Когда Гитлер пришел к власти, мир рисовался штейгеру в розовых тонах. Его сразу назначили группенлейтером. Вот это была должность! Наконец-то его оценили. Дома он битых полчаса вертелся перед зеркалом, примеряя новую коричневую форму. Его жена Гертруда стояла сзади, благоговейно сложив руки, и говорила, вздыхая:

«Ах, Оттокархен, как идет тебе эта форма, в ней ты совсем другой человек, такой представительный, такой важный! Наконец-то ты начал делать карьеру. И ты этого вполне заслужил, ведь ты всегда был честным и трудолюбивым. А сколько ты натерпелся от этих рабочих! В мире так много подлости».

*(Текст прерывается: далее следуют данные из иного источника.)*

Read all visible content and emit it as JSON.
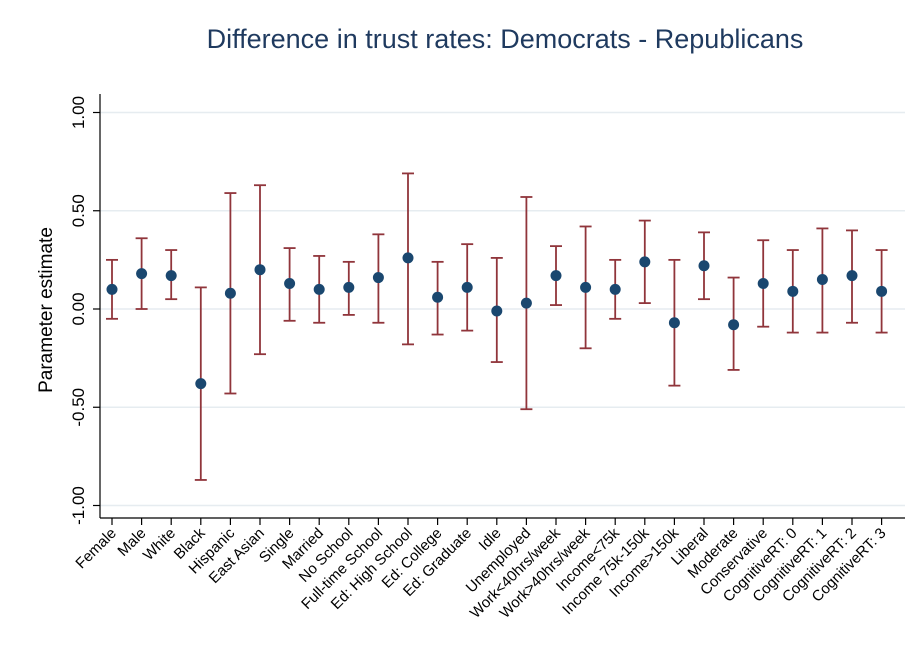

Шиле увидел в зеркале, как жена вытерла слезу, и был растроган. Гертруда сквозь слезы улыбнулась:

«Но теперь все пойдет по-другому. Теперь все поймут, что ты за человек. Покажи им, милый, на что ты способен! Слышишь? Только поменьше ложной жалости. Я ведь знаю, какой ты добрый. Но с этим покончено! Понимаешь? Ты этих коммунистов так прижми, чтобы они пикнуть не смели. Начальство это любит. И тогда, может быть, тебя еще повысят в чине. И мы купим трехметровый буфет, знаешь, тот, что выставлен на витрине мебельного магазина в Эйслебене, ладно? А еще я хотела бы купить бронзового ангела, такого, как в доме у горного асессора, и меховую шубу. Ну, пожалуйста, Оттокархен, пожалуйста, хорошо?»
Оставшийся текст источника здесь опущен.